Description. Ollama is an open-source runtime for running large language models locally. It pulls model weights from a library, runs inference on the local machine, and exposes a local REST API on port 11434. It also provides an OpenAI-compatible endpoint so existing OpenAI client code can be pointed at the local instance by changing the base URL. Because inference runs locally, prompts and outputs do not leave the operator's machine unless cloud models are explicitly used.

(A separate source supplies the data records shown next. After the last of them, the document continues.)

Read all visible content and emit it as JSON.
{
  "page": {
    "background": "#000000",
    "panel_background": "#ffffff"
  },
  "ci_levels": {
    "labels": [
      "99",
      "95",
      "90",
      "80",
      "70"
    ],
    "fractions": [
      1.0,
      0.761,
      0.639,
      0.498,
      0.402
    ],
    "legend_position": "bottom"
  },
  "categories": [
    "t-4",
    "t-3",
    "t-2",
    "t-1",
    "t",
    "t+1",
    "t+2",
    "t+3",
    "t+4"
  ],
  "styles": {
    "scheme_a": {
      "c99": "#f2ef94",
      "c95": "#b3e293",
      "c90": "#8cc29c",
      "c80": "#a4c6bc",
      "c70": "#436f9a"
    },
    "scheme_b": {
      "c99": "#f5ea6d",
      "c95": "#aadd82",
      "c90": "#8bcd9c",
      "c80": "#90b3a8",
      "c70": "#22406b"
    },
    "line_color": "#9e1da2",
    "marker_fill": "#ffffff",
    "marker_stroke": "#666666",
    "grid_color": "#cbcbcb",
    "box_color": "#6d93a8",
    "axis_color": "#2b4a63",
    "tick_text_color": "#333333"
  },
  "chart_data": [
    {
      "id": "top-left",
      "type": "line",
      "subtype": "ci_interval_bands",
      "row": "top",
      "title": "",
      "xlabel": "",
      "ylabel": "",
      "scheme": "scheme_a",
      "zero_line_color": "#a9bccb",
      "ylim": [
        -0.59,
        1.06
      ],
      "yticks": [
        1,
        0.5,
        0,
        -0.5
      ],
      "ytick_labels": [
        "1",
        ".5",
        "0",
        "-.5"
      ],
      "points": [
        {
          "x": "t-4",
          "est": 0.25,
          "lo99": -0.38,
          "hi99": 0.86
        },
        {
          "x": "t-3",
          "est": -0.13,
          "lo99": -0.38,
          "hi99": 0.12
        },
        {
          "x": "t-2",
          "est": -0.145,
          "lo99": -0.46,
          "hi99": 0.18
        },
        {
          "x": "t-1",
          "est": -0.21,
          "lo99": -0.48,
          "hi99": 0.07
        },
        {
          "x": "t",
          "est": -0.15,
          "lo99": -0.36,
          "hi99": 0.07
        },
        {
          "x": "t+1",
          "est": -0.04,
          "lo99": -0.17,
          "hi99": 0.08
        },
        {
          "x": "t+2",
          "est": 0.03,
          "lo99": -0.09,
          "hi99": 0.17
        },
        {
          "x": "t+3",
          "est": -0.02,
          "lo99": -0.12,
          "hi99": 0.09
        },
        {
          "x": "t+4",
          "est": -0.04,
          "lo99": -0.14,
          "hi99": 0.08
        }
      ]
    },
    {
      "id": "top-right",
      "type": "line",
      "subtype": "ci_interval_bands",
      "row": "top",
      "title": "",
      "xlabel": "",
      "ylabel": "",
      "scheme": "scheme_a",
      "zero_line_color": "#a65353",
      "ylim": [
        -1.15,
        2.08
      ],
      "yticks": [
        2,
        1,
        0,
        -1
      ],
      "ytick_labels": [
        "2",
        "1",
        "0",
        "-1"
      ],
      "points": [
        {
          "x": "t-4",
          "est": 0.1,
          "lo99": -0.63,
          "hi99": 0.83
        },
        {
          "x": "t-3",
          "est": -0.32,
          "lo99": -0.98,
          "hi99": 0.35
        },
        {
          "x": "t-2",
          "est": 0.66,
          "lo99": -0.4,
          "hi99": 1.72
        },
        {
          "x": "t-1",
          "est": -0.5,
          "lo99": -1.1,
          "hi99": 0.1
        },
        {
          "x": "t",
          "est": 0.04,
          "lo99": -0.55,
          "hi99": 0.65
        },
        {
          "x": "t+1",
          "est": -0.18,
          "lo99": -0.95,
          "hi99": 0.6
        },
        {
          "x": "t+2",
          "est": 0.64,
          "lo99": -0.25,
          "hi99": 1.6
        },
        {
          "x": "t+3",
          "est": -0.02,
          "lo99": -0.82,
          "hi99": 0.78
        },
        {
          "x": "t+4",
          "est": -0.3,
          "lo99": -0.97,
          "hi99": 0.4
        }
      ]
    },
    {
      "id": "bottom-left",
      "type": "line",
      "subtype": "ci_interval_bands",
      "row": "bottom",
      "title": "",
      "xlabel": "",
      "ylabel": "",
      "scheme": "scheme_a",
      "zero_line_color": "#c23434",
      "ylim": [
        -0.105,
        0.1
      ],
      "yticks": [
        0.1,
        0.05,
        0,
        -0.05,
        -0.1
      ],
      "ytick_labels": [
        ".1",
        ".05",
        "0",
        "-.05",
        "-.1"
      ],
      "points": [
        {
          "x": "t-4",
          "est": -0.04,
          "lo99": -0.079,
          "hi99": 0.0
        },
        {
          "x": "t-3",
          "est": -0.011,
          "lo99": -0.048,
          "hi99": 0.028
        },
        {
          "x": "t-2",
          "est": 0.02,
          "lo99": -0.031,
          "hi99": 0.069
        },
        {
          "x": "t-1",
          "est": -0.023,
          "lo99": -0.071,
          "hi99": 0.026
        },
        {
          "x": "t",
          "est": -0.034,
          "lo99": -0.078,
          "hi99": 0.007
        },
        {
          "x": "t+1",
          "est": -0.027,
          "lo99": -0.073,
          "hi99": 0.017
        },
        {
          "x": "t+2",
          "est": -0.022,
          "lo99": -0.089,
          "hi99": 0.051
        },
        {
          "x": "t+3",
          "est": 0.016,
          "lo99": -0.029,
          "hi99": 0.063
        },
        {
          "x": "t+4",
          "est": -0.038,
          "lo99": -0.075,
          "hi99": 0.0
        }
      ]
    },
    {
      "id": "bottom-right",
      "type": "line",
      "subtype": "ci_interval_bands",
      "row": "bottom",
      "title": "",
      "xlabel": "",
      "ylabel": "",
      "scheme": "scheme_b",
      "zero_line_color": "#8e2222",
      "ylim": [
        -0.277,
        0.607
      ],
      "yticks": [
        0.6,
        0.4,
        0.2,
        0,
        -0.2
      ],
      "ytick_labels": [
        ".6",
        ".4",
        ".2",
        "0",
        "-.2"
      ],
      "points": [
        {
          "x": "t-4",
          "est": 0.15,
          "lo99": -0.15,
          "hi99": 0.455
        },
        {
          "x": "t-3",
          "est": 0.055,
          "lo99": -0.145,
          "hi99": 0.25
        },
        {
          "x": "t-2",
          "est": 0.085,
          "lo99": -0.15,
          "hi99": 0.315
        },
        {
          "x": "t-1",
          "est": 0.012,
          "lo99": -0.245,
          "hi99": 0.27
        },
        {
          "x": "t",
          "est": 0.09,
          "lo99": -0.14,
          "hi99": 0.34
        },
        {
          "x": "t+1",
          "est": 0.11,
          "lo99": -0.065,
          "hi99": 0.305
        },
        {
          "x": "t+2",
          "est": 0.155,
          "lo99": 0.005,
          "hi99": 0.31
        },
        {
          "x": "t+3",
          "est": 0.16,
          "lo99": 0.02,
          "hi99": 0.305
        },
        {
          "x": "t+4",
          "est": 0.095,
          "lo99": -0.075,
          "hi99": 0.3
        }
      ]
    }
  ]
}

Agent loop shape. Ollama is the inference engine an agent loop calls rather than the loop itself. A model is pulled into the local library and loaded on demand; the application sends a request naming the model to the local API (native or the OpenAI-compatible /v1 path) and receives a completion. The same endpoint serves any pulled model, so the caller selects which model answers by passing its name, and all computation stays on the local host.

Primary use cases

running open-weight LLMs locally
serving local inference over a REST API
OpenAI-compatible drop-in for existing clients
keeping prompts and data on the operator's own machine

flowchart TD fw["Ollama"] fw --> p1["Sovereign Inference Stack<br/>(core)"] fw --> p2["Provider-String Routing<br/>(supported)"] fw --> p3["Tool Use<br/>(supported)"] fw --> p4["Structured Output<br/>(supported)"]

Key concepts

Model library / pull (docs) — A registry of open-weight models that `ollama pull` downloads to the local machine; `ollama ls` lists the local catalog the runtime can load on demand.
Local API (port 11434) → sovereign-inference-stack (docs) — The REST endpoint Ollama serves on the local host for generate/chat/embeddings requests, so applications send a model name and receive completions without leaving the machine.
OpenAI compatibility → provider-string-routing (docs) — A parallel /v1 endpoint that mimics the OpenAI API so existing OpenAI client code reaches a local model just by changing the base URL and model name.
Modelfile (docs) — A declarative file specifying a base model plus parameters, system prompt, and template, used to build customized local models with `ollama create`.